How to Use Spiral Length Calculator
The Spiral Length Calculator computes the arc length of an Archimedean spiral r = a + b·θ over a specified angular range. Enter the spiral parameters and angle limits, choose degrees or radians, and the calculator returns the arc length instantly. The Spiral Length Calculator runs entirely in your browser with no server calls.
- Enter the initial radius (a) — This is the radius of the spiral when θ = 0. It can be 0 for a spiral that starts at the origin.
- Enter the pitch parameter (b) — This controls how fast the radius grows per radian. Must be greater than 0.
- Select the angle unit — Choose degrees (°) or radians (rad).
- Set the start and end angles — Enter the starting and ending angles of the spiral arc you want to measure.
- Read the arc length — The Spiral Length Calculator shows the total length and the integral formula used.
The end angle must be greater than the start angle. If the pitch parameter b is zero or negative, the result is undefined.
Formula & Theory - Spiral Length Calculator
The Spiral Length Calculator uses the arc length integral formula for polar curves:
L = ∫[θ₀ to θ₁] √(r² + (dr/dθ)²) dθ
For Archimedean spiral r = a + b·θ, dr/dθ = b:
L = ∫[θ₀ to θ₁] √((a + b·θ)² + b²) dθ| Symbol | Meaning |
|---|---|
| r | Radial distance at angle θ |
| a | Initial radius (radius at θ = 0) |
| b | Pitch parameter (radius increase per radian) |
| θ₀ | Start angle (radians internally) |
| θ₁ | End angle (radians internally) |
The integral has no simple closed form in general, so the Spiral Length Calculator evaluates it numerically using Simpson’s rule with 1000 equally spaced steps, which provides high accuracy for smooth spirals.
Assumptions and Limits
The parameter b must be positive (the spiral must expand outward). Angles entered in degrees are converted to radians before integration. The result is in the same linear unit as the radius inputs (since only relative scale is computed).

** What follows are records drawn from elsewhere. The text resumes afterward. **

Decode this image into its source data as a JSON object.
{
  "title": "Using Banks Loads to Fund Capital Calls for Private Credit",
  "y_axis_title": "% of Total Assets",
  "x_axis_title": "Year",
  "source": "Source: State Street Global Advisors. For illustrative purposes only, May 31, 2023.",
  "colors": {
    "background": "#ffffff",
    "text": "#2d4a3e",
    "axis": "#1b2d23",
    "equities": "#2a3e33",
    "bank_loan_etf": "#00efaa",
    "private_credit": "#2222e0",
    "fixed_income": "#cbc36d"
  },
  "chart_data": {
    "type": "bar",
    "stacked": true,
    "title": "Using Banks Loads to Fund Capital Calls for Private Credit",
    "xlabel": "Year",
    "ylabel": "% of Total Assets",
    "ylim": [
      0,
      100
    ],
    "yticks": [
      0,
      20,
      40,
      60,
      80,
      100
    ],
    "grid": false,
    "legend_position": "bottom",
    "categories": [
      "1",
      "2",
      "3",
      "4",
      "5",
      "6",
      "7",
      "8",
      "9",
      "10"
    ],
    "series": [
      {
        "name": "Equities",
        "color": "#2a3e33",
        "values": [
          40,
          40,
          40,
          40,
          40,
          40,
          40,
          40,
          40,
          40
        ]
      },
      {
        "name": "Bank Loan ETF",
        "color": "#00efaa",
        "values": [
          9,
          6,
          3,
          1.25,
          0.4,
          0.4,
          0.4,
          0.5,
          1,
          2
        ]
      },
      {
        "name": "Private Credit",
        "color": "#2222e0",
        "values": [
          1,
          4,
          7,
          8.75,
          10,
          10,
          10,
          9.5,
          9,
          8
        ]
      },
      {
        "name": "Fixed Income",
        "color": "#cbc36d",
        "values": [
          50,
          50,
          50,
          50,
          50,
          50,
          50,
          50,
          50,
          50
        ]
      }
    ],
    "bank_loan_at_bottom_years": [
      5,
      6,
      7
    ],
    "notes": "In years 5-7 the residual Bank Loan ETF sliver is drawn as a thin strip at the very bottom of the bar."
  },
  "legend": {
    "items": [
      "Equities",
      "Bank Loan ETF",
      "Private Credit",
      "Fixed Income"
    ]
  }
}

Use Cases for Spiral Length Calculator
The Spiral Length Calculator is valuable whenever you need to know the actual path length along a spiral curve. Common uses include:
- Spring and coil design — Estimate the wire length needed to wind a flat spiral spring or coil.
- Scroll path planning — Calculate the travel distance of a milling head or pen along a spiral toolpath.
- Mathematics and education — Verify arc length homework problems involving polar curves and integrals.
- Rope and thread winding — Estimate how much material is used when winding material onto a spool in a flat spiral pattern.
The Spiral Length Calculator accepts any angle range, so you can compute just one turn, half a turn, or many turns of the spiral depending on your application.